Our research suggests that all CCR6+ memTh cells have pathogenic potential and should be targeted to suppress synovial inflammation. This gives rise to several potential line of translational research to improve treatment in diseases driven by synovial inflammation. An interesting therapeutic option would be to utilize a broader T cell cytokine inhibitor, as demonstrated by the use of 1,25(OH)2D3 in our study. This active vitamin D metabolite has been shown to suppress Th17 pathogenicity [21, 22], and here we have shown that the individual CCR6+ memTh subpopulations are susceptible for modulation by 1,25(OH)2D3. It is possible that this higher efficacy of 1,25(OH)2D3 is due to its capacity to block multiple cytokines at once, but it could also work through blockade of cell-cell interaction via for example VCAM-1 [43, 44]. Alternatively, it has been shown that 1,25(OH)2D3 not only suppressed the pro-inflammatory capacity but also induced a regulatory phenotype in CCR6+ memTh cells, suggesting transdifferentiation that is in line with a high plasticity potential of these cells [23, 45]. Since 1,25(OH)2D3 is not a clinically applicable therapeutic due to severe side effects, the molecular mechanism underlying these changes should be investigated to find new therapeutic targets. Another possibility is the use of specific Jak inhibitors that are current being started in the treatment of inflammatory arthritis, which can also target multiple cytokine pathways together.

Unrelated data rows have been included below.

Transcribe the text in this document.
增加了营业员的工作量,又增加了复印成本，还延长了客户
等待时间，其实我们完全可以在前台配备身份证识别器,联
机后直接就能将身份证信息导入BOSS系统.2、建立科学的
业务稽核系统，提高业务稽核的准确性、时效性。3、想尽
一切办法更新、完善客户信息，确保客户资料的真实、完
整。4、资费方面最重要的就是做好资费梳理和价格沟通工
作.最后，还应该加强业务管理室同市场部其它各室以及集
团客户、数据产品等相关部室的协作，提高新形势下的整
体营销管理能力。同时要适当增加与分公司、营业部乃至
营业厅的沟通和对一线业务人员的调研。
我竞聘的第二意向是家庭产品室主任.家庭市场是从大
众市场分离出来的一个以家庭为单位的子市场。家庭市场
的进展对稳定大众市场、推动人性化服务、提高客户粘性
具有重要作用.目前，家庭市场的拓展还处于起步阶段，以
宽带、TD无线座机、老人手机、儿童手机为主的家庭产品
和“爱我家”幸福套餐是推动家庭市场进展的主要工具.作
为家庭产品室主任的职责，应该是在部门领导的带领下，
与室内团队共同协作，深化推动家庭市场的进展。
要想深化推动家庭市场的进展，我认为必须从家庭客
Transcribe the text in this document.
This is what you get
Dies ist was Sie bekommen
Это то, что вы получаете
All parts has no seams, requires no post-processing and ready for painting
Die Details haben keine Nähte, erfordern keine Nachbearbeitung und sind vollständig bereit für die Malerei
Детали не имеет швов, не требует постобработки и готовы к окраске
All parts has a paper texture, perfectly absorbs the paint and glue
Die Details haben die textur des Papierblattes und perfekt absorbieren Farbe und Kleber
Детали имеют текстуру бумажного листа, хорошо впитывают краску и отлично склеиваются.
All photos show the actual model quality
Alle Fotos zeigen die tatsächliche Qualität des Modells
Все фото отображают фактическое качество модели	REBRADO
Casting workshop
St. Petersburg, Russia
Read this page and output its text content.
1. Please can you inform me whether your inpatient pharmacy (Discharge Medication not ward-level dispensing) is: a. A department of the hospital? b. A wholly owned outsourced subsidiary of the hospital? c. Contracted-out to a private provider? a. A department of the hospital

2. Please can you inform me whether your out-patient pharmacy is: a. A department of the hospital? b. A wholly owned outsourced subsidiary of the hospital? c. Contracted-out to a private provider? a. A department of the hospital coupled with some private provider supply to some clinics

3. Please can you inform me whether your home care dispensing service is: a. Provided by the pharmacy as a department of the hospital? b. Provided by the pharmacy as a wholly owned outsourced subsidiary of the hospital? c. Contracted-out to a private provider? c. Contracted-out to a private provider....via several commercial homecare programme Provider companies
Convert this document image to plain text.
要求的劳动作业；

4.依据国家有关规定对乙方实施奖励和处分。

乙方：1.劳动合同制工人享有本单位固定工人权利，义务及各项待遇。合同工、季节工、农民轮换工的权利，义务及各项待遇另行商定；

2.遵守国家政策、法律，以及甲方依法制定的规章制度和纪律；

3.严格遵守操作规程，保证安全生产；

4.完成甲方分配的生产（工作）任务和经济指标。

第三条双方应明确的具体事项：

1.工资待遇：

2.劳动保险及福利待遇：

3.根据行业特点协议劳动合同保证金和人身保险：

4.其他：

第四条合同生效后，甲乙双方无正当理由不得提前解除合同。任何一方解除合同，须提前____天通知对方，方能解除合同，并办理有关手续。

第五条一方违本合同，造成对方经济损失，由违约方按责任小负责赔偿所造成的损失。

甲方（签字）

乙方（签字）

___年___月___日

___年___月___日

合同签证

Finally, since all CCR6+ memTh express RORC and therefore by the classical definition considered Th17 cells, their pathogenicity may also be reduced by inhibiting this transcription factor. In rat models for RA pharmacological inhibition of RORC indeed reduced joint inflammation, suggesting it could be effective in the treatment of inflammatory arthritis [46]. However, therapeutic safety and efficacy still needs to be investigated.

Conclusions

In conclusion, human CCR6+ memTh cells form a heterogeneous population, including Th17/Th22, DP, and Th17.1 cells that express RORC but differ in TBX21, IFNγ, and IL-17A expression. All individual human CCR6+ memTh subpopulations are more potent in activating synovial fibroblasts than classical Th1 cells in an IFNγ-independent way. Furthermore, our data suggest that IL-17A is not dominant in this T cell-RASF activation loop but that a multiple T cell cytokine inhibitor, such as 1,25(OH)2D3, but potentially also specific Jak inhibitors, is able to suppress CCR6+ memTh subpopulation-driven RASF activation. These novel data suggest that although the individual differences between the CCR6+ memTh subpopulations, there is an overlapping mechanism responsible to drive synovial activation. Therefore, future research and therapeutic interventions should focus on identifying the critical pathogenic mechanism between CCR6+ memTh subpopulations and SF interaction driving persistent synovial inflammation.